Why don’t we have these experiences? Why can’t we see the hidden harmonies in nature like Padgett? The brain has to formulate conceptual structures that are much simpler than the complex phenomena they are attempting to account for, in order to interact properly with the world. In an industrial society, the left hemisphere – the analytical part of the brain – must tie down the stream of happening into the unity of ego, to dictate its ‘law’ to the content of the world, in order to understand and engage with it. A man living in a city will perceive nature differently from a man who lives out in the wild, just as an anatomist will look at a corpse differently from us.
We are transmitters, not originators, of consciousness. The brain’s relationship to the world is analogous to M.C. Escher’s painting of two hands drawing each other. In one study, it was found that: “subjects had one or other hemisphere suppressed, and those with their left hemisphere suppressed were ‘like young children or representatives of archaic societies.”
What can Padgett’s story tell us about consciousness?
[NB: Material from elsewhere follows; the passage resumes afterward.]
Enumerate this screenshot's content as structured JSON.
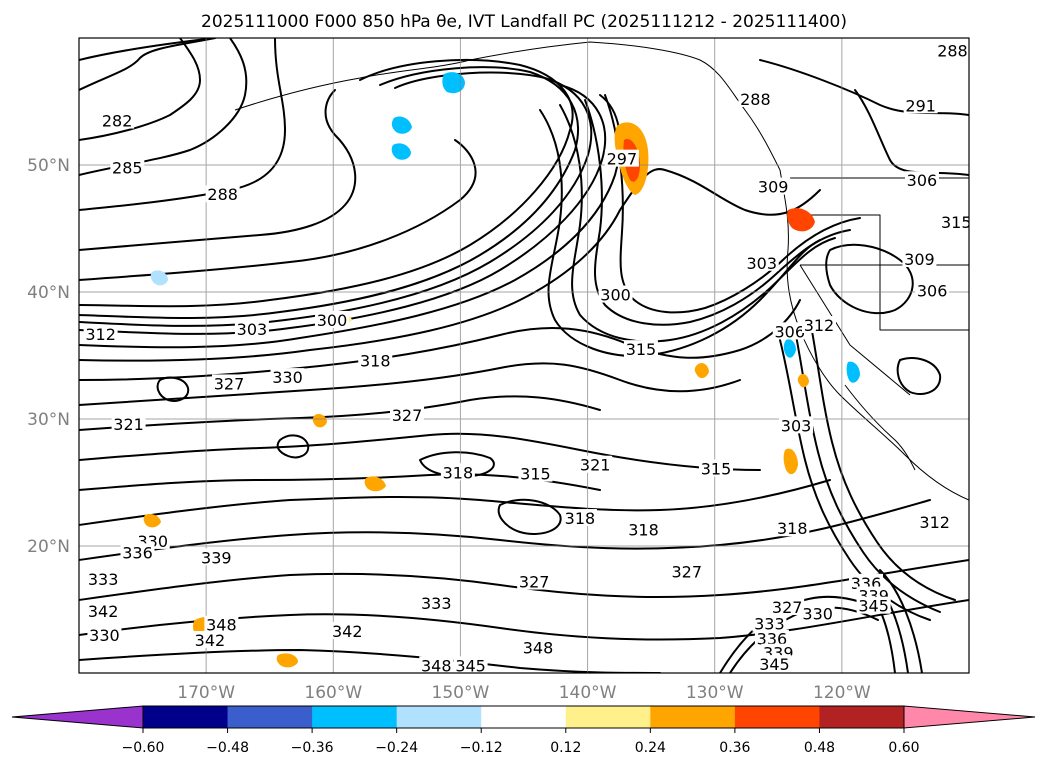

James saw the entire universe as a seamless flow, “its members interdigitate with their next neighbors in manifold directions, and there are no clean cuts between them anywhere.”
Thus matter + energy are connected at every level.
Consciousness is like a stream. The human organism is not a machine, but a stable metabolic flow of energy and matter. As the German poet Novalis observed, “there is no doubt that our body is a molded river.” Just as the banks of a river constrain the flow of water and are integral to its being a river, all experience comes to us through the brain and is therefore constrained and shaped by it, like air passing through vocal cords giving rise to your personal voice.